In Praise Of Sister Cities

 

Photo: Nathaniel Popkin

I’ve never been much moved by the Cathedral of SS. Peter and Paul; the brownstone, which was probably intended to glow warm in the afternoon sun, only feels dark and a little foreboding. The building itself looms, but without the monumental scale necessary to command attention–and so there it sits on Logan Square, cold and heavy, but all too quiet and disengaged.

Part of the problem is a lack of clear design vision, probably a result of compromise between heavy-handed clerics and the three separate architects they hired and fired in the 18 years it took to complete the building. Part of the problem certainly, at least in the last 30 years, is the disengaging landscape of the square itself.

Now that has changed with the brilliantly surgical remake of Sister Cities Plaza by DIGSAU Architects and Studio Bryan Hanes on the east end of the Square directly in front of the cathedral. Developed and managed by the Center City District, this little park, with its Modernist cafe and Wissahickon-inspired stream, is so much fun and so light that it literally draws out the stolid cathedral from its impassive moroseness, pulling it forward into the life of the city itself.

Photo: Nathaniel Popkin

But not only the cathedral. The new park frames its views with alacrity and takes full advantage of the grand existing plane trees and the two works of formal statuary that no one had ever noticed or cared about before. The Sister Cities fountain itself is a legible statement on the city’s long-standing international alliances (which amount mostly to cultural exchange but increasingly to business partnerships) and serves as a place for kids to get soaked while criss-crossing the jets of water (which vary in height according to the size of the city they represent).
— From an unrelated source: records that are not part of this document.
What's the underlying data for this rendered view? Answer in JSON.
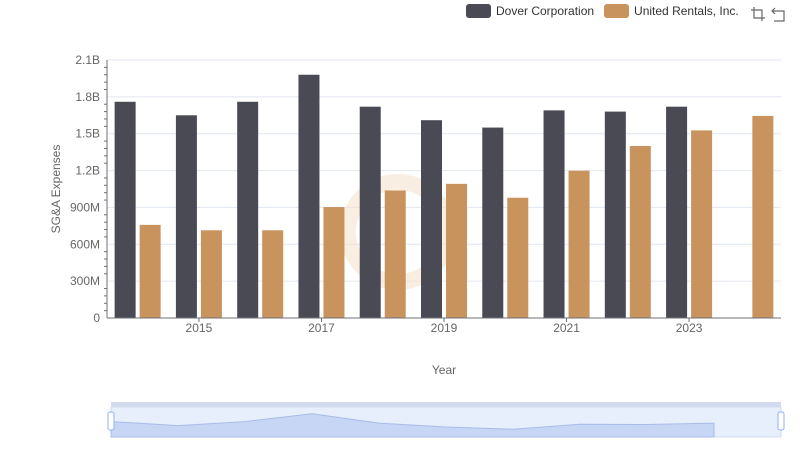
{
  "legend": [
    {
      "name": "Dover Corporation",
      "color": "#4a4a55"
    },
    {
      "name": "United Rentals, Inc.",
      "color": "#c9935d"
    }
  ],
  "toolbox": {
    "restore_icon": "zoom-restore-icon",
    "save_icon": "save-image-icon"
  },
  "chart_data": {
    "type": "bar",
    "categories": [
      "2014",
      "2015",
      "2016",
      "2017",
      "2018",
      "2019",
      "2020",
      "2021",
      "2022",
      "2023",
      "2024"
    ],
    "x_tick_labels": [
      "2015",
      "2017",
      "2019",
      "2021",
      "2023"
    ],
    "series": [
      {
        "name": "Dover Corporation",
        "color": "#4a4a55",
        "values": [
          1.76,
          1.65,
          1.76,
          1.98,
          1.72,
          1.61,
          1.55,
          1.69,
          1.68,
          1.72,
          null
        ]
      },
      {
        "name": "United Rentals, Inc.",
        "color": "#c9935d",
        "values": [
          0.758,
          0.714,
          0.714,
          0.903,
          1.038,
          1.092,
          0.979,
          1.199,
          1.4,
          1.527,
          1.645
        ]
      }
    ],
    "xlabel": "Year",
    "ylabel": "SG&A Expenses",
    "ylim": [
      0,
      2.1
    ],
    "y_ticks": [
      0,
      0.3,
      0.6,
      0.9,
      1.2,
      1.5,
      1.8,
      2.1
    ],
    "y_tick_labels": [
      "0",
      "300M",
      "600M",
      "900M",
      "1.2B",
      "1.5B",
      "1.8B",
      "2.1B"
    ],
    "grid": true,
    "legend_position": "top-right",
    "zoom_slider": true
  }
}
Surely the best thing here is the cafe with its green roof and wide glass wall facing the Swann Memorial Fountain. That glass wall will turn the cafe into a bright winter garden. But the rest of the year the architects have given us a range of seating options–covered, shaded, full sun, inside and air-conditioned–that will attract people from Center City to the Parkway, creating the much needed hinge connecting the two quite different realms. Critically still, by signing up a first rate operator in Milk and Honey, CCD shows us how important it is to bring high quality commercial uses into our public spaces. Logan is the only one–but certainly not the last–of William Penn’s five original squares where it’s possible to have a proper cappuccino and ponder the world around you. That world, at least insomuch as it might be visually stimulating and urbane, has now become quite a bit better.

About the author

Hidden City co-editor Nathaniel Popkin’s latest book is the novel Lion and Leopard (The Head and The Hand Press). He is also the author of Song of the City (Four Walls Eight Windows/Basic Books) and The Possible City (Camino Books). He is senior writer and script editor of the Emmy-winning documentary series “Philadelphia: The Great Experiment” and the fiction review editor of Cleaver Magazine. Popkin's literary criticism appears in the Wall Street Journal, Public Books, The Kenyon Review, and The Millions. He is writer-in-residence of the Athenaeum of Philadelphia.



2 Comments


  1. Pablo O'Higgins

    How much money is CCD paying Park and Recreation to lease the site? Or is it another freebe to Paul Levy?

  2. While on the whole SSP looks improved, the cafe is really substandard architecture in my view. So it has a glass wall? Big Deal? the roof looks as though it will collapse, but of course it’s all just veneer.